W najnowszym zestawieniu EUroPKB Polska wysuwa się na prowadzenie z rocznym wzrostem gospodarczym wynoszącym 3,8% (dane odsezonowane). W kraju zazwyczaj przytacza się jednak dane niewyrównane sezonowo – te wskazują na wzrost o 3,2%. Na drugim miejscu uplasowała się Litwa z takim samym wynikiem 3,2%, a tuż za nią znalazła się Bułgaria z wynikiem 3,1%, która nieznacznie wyprzedziła Cypr (3,0%). W poprzednim kwartale podium wyglądało podobnie: liderem była Polska, a za nią uplasowały się Litwa i Hiszpania.
Niemcy i Francja – recesja i reformy
Gdy Polska odbijała się od dna, w dwóch największych gospodarkach Europy – Niemcy i Francja – trwała recesja. I nie były to sezonowe zawirowania – ich symptomy, takie jak spadek PKB przez dwa lata z rzędu, odzwierciedlają poważne problemy strukturalne.
Niemiecka gospodarka w recesji
Według analizy DIW i innych instytucji, niemiecka gospodarka w 2025 roku ma odnotować zaledwie 0,4% wzrostu – po latach praktycznej stagnacji, czyli 0,3 % w 2023 r. i 0,2 % w 2024 r. Instytut Badań Gospodarczych im. Leibniza (RWI) i instytut Ifo ogłosił, że spodziewa się wzrostu gospodarczego na poziomie 1,5% w 2026 roku. Z kolei Instytut Badań Gospodarczych w Halle (IWH) w swojej letniej prognozie stwierdził, że gospodarka prawdopodobnie wzrośnie w tym roku o 0,4%, w porównaniu z poprzednio prognozowanym wzrostem o 0,1%, oraz o 1,1% w 2026 r.
A jednak wskaźnik łączony Niemiec, dość dokładnie oddający późniejsze wahania PKB, spadł do 48,5 pkt. z 50,1 pkt. i jest na najniższym poziomie od pięciu miesięcy, z kolej PMI w odniesieniu do usług spadł do 47,1 pkt. – to najniższa wartość od aż 30 miesięcy. To niekorzystny sygnał zarówno dla Niemiec, jak i polskich przedsiębiorstw, eksportujących do naszego zachodniego sąsiada.
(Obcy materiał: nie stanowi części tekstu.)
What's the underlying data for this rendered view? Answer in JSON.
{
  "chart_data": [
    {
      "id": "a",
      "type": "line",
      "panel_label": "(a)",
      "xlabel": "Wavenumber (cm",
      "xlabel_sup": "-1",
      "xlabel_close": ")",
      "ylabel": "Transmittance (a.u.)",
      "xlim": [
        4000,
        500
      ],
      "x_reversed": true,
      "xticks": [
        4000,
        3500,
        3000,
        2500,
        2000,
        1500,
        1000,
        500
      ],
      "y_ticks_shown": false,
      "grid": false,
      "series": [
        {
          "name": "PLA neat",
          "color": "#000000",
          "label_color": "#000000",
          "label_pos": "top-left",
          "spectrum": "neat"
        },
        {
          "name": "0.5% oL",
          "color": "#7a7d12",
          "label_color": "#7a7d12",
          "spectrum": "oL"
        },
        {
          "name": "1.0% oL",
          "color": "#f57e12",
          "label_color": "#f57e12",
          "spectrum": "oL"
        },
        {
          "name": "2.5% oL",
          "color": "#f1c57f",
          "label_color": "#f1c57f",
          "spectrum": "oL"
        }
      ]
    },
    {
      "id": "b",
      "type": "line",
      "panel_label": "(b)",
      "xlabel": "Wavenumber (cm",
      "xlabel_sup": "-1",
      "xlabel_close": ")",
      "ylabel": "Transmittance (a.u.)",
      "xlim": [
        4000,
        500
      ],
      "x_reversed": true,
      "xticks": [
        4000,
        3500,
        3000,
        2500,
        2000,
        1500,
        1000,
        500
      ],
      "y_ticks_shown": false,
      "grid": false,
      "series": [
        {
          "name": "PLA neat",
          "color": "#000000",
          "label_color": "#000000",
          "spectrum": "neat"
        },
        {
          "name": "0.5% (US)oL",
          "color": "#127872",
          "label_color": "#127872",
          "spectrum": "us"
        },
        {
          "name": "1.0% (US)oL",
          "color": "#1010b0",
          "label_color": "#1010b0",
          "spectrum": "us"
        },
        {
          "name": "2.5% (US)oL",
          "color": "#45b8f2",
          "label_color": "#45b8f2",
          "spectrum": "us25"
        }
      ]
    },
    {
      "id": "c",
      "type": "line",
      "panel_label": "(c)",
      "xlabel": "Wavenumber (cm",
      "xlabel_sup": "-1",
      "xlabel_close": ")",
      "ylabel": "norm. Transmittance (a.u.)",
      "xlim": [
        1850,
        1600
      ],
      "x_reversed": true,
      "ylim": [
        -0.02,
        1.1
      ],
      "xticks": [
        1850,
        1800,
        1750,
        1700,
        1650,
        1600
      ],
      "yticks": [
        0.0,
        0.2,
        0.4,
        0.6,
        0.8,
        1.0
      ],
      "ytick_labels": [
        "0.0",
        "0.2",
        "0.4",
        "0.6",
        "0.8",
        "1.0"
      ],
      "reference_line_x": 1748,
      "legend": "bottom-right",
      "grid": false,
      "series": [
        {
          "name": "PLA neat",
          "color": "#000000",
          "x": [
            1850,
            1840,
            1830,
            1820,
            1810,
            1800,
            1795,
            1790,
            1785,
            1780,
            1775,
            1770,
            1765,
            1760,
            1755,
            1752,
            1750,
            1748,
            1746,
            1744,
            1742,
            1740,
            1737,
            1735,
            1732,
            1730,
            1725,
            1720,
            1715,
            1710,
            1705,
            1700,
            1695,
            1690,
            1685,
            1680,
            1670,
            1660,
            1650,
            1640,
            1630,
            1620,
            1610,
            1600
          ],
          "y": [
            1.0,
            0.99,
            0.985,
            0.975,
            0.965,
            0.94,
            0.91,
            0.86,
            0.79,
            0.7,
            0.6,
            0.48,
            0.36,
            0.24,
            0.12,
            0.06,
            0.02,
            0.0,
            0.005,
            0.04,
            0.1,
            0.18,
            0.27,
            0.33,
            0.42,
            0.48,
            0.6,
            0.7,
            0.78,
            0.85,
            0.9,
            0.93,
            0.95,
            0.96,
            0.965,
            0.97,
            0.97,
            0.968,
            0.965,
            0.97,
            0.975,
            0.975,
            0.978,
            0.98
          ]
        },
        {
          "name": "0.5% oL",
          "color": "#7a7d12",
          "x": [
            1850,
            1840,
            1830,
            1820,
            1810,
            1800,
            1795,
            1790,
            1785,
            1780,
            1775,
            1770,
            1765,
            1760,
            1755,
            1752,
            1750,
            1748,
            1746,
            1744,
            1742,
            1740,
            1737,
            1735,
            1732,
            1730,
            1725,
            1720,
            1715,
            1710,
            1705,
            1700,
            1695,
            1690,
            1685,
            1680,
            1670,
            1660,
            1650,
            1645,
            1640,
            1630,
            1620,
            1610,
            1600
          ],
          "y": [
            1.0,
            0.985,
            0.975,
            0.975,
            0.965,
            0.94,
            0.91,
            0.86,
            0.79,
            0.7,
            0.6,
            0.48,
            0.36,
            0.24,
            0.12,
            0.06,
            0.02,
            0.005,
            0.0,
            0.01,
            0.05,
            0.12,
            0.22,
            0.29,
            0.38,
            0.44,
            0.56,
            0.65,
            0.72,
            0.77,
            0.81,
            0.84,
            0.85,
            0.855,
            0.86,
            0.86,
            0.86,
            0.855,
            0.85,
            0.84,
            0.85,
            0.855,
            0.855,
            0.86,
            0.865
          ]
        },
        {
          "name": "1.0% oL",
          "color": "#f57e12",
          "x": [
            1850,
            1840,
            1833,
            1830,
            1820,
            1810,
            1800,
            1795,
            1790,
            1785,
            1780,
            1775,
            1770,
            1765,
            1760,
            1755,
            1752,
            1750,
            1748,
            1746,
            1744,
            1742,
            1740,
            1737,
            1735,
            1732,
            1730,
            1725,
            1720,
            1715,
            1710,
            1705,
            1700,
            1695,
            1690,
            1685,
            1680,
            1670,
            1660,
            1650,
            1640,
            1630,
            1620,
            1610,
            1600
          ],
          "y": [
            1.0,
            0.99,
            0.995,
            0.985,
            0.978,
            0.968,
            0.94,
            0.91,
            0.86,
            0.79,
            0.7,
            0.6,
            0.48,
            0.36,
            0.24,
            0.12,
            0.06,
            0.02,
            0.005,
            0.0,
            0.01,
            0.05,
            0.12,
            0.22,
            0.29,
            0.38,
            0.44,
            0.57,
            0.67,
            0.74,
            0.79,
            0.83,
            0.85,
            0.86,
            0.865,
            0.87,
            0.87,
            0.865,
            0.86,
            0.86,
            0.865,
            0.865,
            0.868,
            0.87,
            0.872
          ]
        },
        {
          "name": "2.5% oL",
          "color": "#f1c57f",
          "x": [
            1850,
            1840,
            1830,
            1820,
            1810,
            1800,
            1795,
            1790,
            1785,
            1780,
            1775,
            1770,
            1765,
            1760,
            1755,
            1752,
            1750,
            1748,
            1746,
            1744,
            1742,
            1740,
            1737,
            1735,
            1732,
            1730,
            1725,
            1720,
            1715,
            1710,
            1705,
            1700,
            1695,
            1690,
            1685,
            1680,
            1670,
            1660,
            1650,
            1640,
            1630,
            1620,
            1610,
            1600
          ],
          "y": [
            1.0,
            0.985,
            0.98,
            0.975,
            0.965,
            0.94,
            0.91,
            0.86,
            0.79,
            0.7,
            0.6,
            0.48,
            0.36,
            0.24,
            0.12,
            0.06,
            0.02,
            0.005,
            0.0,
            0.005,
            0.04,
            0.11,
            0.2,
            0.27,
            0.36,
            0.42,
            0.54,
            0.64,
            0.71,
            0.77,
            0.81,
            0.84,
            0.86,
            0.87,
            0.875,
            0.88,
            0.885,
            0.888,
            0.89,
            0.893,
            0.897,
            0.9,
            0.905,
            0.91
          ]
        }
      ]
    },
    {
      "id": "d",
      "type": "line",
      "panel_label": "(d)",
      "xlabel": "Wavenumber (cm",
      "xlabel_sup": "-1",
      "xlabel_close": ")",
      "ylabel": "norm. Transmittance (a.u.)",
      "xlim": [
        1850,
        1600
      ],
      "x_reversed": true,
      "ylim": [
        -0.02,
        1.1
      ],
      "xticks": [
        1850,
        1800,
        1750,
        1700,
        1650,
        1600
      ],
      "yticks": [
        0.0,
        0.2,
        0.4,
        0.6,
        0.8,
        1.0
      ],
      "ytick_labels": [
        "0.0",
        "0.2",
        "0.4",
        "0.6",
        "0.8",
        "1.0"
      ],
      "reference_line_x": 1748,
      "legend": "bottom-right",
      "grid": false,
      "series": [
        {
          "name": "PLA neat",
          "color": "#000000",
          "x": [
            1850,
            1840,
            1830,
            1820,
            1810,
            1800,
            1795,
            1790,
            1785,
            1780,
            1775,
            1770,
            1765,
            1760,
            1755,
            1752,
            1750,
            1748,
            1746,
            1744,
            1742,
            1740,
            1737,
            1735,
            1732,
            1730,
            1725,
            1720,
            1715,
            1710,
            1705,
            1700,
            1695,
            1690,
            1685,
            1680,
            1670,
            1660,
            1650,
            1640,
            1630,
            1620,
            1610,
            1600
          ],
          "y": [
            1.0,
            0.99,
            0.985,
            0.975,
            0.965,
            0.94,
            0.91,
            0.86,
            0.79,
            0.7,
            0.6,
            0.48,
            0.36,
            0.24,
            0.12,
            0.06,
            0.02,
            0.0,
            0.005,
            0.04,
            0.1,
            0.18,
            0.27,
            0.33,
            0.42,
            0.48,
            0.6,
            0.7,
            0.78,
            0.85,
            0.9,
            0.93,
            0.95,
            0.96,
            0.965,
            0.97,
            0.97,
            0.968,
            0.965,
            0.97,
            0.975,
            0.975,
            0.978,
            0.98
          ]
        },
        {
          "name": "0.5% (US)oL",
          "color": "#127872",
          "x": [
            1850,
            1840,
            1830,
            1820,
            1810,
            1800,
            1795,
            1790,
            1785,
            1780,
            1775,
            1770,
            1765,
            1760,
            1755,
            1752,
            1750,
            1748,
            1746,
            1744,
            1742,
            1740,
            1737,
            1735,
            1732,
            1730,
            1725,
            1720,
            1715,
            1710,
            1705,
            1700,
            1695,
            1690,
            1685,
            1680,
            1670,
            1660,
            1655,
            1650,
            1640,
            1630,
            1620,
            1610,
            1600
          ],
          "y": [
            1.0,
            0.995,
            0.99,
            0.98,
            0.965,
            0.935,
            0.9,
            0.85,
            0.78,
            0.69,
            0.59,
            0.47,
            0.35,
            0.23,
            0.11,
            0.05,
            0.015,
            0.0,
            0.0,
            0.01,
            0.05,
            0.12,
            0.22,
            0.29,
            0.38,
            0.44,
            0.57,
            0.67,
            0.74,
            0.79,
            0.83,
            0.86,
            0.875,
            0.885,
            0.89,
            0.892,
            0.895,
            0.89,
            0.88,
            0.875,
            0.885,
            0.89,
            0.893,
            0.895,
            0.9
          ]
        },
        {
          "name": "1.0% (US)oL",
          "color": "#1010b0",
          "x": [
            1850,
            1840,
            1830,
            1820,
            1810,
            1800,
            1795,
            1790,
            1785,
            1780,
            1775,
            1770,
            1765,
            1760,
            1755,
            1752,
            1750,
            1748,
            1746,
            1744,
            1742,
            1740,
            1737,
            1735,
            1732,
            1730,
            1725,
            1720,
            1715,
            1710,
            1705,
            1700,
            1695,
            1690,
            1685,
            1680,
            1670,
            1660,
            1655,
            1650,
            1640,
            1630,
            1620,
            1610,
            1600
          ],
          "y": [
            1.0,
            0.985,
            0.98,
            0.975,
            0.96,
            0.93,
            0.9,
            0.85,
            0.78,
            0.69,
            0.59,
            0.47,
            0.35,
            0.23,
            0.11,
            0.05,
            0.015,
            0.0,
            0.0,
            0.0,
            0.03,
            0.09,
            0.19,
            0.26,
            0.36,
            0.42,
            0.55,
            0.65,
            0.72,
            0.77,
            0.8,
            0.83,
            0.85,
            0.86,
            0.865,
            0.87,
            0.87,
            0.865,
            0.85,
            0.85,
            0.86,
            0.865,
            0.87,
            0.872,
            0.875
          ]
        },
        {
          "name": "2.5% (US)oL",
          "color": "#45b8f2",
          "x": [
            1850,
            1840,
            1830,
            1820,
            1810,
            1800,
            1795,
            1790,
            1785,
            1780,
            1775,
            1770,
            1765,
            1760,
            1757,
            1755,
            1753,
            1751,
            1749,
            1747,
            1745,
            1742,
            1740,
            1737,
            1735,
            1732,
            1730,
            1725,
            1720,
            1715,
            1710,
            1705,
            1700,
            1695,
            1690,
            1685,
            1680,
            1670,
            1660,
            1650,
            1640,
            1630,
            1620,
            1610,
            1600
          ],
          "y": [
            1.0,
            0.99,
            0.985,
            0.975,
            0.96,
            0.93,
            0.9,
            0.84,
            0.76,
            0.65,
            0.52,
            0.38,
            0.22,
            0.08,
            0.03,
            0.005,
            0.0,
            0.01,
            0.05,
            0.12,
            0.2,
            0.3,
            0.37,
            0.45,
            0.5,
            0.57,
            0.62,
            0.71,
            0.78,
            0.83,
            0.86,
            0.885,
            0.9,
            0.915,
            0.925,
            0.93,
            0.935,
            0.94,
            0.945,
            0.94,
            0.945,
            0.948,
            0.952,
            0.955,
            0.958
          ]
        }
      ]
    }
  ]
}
Mimo to nie wszyscy eksperci snują mroczne wizje. W czerwcu 2025 r. niemiecki rząd zatwierdził pakiet ulg podatkowych o wartości 46 mld euro w celu wsparcia przedsiębiorstw i ożywienia słabej gospodarki od bieżącego roku do 2029 r., a parlament zatwierdził plany znacznego zwiększenia wydatków, w tym fundusz infrastrukturalny o wartości 500 mld euro oraz znaczne wyłączenie inwestycji w obronność z przepisów ograniczających zaciąganie pożyczek.
Francja pod presją
Sytuacja drugiej największej gospodarki Unii Europejskiej, czyli Francji, również jest daleka od ideału, choć dane za maj prezentują się nieco lepiej niż w kwietniu. Wskaźnik łączony PMI wzrósł do 49,3 punktu z wcześniejszych 47,8 pkt., co sugeruje nienajlepszą kondycję gospodarki w drugim kwartale, ale prognozy są lepsze, niż przed miesiącem.
Niskie zaufanie konsumentów, słaby wzrost dochodów i podwyższone bezrobocie w niektórych sektorach (usługi, przemysł) uniemożliwiają szybką odbudowę. Jak zauważa Reuters, Francja jest coraz bardziej marginalizowana przez inwestorów, co pokazuje słaby kurs akcji CAC 40.
Polska na drodze to tytułu gospodarczego lidera Europy?
Na tle kiepskich wskaźników Europy Polska przoduje. Raport EY prognozuje, że w całym 2025 roku polski PKB wzrośnie o imponujące 3,4–3,5 %, co stawia Polskę na czele w Unii Europejskiej. Co więcej, zgodnie z zestawieniem Międzynarodowego Funduszu Walutowego opartym na kursie dolara Polska w 2025 roku ma zyskać miano 20. gospodarki świata, wyprzedzając Szwajcarię.
Wraz z przewagą rosną wyzwania. Polska boryka się z reperkusjami inflacji oraz wysokim długiem publicznym (około 57% PKB), co wymusza ostrożność fiskalną. Analitycy ostrzegają również, że zakłócenia kursowe i ewentualne taryfy handlowe mogą osłabić eksport – silnik napędowy wzrostu.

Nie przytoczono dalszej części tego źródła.